Page:Dickens - Vie et aventures de Martin Chuzzlewit, 1866, tome2.djvu/186

La bibliothèque libre.
Le texte de cette page a été corrigé et est conforme au fac-similé.

— Bon Dieu ! s’écria le gentleman, parcourant la chambre d’un regard empreint de dignité, que vous dirai-je ? Voyez un peu les résultats affligeants qui naissent de la faiblesse de caractère de miss Pinch ! Quels doivent être les sentiments d’un père, quand, après avoir tant désiré (désir fréquemment exprimé par moi à miss Pinch, et je pense qu’elle n’essayera pas de le nier) que ma fille fût choisie dans ses expressions, gracieuse dans ses manières, ainsi qu’il convient à son rang social, et qu’elle sût tenir poliment à distance ses inférieurs, je la trouve, comme je l’ai fait, ce matin même, adressant à miss Pinch en personne l’épithète de mendiante ! »

La dame s’empressa de rectifier ainsi l’épithète :

« Elle a dit : « Une pauvre mendiante. »

– Ce qui est bien pis, dit le gentleman d’un ton triomphant. Ce qui est bien pis : « Une pauvre mendiante ! » expression basse, grossière, indigne !

– Tout à fait indigne, s’écria Tom. Je suis heureux de vous l’entendre ainsi qualifier.

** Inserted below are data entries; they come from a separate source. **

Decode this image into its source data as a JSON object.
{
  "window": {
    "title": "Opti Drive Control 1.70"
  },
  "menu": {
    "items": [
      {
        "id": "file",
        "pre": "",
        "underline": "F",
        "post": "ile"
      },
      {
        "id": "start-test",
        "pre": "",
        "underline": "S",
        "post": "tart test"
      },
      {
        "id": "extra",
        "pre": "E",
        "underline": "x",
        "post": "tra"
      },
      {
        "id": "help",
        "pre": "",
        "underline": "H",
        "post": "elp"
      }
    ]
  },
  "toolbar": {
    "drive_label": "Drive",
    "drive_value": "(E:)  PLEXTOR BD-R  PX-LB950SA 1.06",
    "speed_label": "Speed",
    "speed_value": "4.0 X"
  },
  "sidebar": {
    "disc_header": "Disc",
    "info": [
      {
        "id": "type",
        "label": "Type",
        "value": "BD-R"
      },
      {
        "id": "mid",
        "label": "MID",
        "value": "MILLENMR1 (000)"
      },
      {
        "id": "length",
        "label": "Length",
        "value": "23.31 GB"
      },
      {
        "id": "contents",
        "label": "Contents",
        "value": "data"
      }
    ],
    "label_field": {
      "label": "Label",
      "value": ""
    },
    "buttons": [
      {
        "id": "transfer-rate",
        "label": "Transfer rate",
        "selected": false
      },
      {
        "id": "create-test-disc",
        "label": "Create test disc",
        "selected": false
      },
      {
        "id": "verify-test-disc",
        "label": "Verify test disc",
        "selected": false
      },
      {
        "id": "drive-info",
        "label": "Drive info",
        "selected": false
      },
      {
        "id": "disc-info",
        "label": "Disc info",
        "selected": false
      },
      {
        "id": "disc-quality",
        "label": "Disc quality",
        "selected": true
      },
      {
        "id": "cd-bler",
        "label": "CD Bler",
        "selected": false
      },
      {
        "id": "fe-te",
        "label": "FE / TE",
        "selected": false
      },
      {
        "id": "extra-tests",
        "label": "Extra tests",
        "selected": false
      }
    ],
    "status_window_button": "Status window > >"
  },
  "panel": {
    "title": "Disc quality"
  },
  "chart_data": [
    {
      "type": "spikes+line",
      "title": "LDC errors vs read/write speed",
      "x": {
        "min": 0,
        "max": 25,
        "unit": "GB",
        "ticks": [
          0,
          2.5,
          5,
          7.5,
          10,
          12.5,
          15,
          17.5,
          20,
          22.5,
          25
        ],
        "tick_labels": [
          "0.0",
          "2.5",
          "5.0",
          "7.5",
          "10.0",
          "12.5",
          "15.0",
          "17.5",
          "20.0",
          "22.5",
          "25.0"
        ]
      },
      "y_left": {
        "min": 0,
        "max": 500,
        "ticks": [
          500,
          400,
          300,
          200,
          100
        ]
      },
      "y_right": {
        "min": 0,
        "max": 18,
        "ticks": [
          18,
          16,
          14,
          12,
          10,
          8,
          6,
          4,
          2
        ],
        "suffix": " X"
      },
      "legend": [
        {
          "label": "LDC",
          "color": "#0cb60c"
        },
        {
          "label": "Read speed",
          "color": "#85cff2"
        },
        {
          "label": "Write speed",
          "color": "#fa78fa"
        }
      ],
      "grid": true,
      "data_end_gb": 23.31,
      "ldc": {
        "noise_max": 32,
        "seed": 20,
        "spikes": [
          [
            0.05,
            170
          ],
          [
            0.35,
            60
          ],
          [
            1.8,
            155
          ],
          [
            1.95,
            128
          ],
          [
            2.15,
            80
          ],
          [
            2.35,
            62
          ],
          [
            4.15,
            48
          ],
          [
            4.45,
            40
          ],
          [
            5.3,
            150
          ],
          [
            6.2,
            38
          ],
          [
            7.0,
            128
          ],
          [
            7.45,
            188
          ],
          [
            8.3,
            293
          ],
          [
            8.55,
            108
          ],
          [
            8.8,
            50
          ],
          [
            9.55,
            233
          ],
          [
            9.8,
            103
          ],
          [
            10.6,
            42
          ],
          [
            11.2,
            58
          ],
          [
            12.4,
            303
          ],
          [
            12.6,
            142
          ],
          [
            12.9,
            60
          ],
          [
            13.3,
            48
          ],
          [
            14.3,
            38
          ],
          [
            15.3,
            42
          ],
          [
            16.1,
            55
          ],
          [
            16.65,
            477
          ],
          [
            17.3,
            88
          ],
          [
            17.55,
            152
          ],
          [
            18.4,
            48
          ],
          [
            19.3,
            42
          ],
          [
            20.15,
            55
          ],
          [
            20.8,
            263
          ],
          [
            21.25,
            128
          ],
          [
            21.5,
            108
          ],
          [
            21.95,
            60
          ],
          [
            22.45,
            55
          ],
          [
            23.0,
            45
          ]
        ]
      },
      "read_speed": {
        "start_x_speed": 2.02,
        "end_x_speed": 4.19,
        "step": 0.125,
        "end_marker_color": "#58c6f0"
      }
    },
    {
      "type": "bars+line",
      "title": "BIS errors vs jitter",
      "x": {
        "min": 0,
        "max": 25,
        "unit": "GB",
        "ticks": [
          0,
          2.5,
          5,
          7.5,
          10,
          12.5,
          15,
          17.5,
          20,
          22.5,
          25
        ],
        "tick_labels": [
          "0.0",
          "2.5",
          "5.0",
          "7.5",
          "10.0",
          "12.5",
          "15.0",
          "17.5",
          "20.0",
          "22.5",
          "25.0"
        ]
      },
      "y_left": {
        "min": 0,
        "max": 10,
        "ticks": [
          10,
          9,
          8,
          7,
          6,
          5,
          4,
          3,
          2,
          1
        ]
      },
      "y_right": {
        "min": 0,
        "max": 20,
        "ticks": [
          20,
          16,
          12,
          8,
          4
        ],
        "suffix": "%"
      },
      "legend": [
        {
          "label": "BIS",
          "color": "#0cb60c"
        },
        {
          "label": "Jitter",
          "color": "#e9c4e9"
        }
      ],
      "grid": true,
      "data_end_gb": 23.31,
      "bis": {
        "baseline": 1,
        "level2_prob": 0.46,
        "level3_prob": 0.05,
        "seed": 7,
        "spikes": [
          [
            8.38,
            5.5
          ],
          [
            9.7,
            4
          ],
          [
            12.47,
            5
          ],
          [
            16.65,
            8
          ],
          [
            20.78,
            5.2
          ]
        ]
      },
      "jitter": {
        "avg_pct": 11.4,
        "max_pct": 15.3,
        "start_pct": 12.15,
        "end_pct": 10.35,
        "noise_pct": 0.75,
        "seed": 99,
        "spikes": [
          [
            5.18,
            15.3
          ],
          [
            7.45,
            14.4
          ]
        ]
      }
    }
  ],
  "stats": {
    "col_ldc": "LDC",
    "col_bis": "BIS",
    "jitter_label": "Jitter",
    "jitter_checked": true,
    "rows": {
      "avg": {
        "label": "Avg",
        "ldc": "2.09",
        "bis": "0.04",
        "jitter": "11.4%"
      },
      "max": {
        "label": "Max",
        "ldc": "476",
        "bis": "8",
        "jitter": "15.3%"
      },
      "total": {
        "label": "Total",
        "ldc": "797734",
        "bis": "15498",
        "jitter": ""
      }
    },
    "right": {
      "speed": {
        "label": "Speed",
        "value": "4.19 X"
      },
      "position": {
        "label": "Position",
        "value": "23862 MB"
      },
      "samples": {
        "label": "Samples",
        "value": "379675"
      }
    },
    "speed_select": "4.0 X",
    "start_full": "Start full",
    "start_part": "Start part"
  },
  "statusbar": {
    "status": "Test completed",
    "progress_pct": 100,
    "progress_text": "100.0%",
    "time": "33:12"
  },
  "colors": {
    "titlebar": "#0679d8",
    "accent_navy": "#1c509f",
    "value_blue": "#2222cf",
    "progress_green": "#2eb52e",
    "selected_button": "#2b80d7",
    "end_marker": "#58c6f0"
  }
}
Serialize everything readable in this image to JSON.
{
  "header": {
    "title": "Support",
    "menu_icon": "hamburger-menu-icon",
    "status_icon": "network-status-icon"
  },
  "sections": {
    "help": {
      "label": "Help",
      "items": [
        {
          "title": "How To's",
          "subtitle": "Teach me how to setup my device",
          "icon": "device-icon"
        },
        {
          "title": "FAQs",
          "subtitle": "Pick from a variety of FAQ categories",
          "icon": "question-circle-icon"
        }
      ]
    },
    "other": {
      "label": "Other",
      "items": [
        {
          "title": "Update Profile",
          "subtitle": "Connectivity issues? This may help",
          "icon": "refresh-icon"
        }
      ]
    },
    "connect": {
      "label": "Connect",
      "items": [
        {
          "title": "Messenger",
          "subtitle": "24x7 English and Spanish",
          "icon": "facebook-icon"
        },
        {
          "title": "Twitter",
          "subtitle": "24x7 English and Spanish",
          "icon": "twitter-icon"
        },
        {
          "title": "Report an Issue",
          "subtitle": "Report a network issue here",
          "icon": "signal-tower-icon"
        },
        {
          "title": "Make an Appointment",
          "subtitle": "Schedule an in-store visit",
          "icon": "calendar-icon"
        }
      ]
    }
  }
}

– Si indigne, monsieur, dit le gentleman, baissant la voix pour la rendre plus expressive encore ; si indigne que, si je ne savais que miss Pinch est une jeune orpheline, sans protecteurs, sans parents, j’eusse, comme je le lui disais à elle-même, il y a quelques minutes à peine, sur ma véracité et mon caractère personnel, j’eusse dès ce moment et pour toujours rompu toute relation entre nous.

– Par le ciel, monsieur, s’écria Tom en se levant (car il ne pouvait plus se contenir), ne vous laissez pas, je vous prie, arrêter par de telles considérations. Elles n’existent pas. Ma sœur ne manque point de protecteur. Dès cet instant elle est prête à partir. Ma chère Ruth, allez mettre votre chapeau !

– Oh ! la jolie famille ! cria la dame. Oh ! c’est bien son frère ! Il n’y a pas de doute à cela !

– Pas plus de doute, madame, dit Tom, qu’il n’est douteux que cette jeune demoiselle est bien votre élève et non celle de ma sœur. Ma chère Ruth, allez prendre votre chapeau !

– Jeune homme, interrompit arrogamment le fondeur de métaux, quand, avec cette impertinence qui vous est naturelle et à laquelle, par conséquent, je ne daignerai plus prendre garde, vous dites que cette jeune demoiselle, ma fille aînée, a été élevée par une autre que miss Pinch, vous… Je n’ai besoin de rien ajouter. Vous m’entendez parfaitement. Je ne doute pas que vous n’ayez l’habitude de ce langage.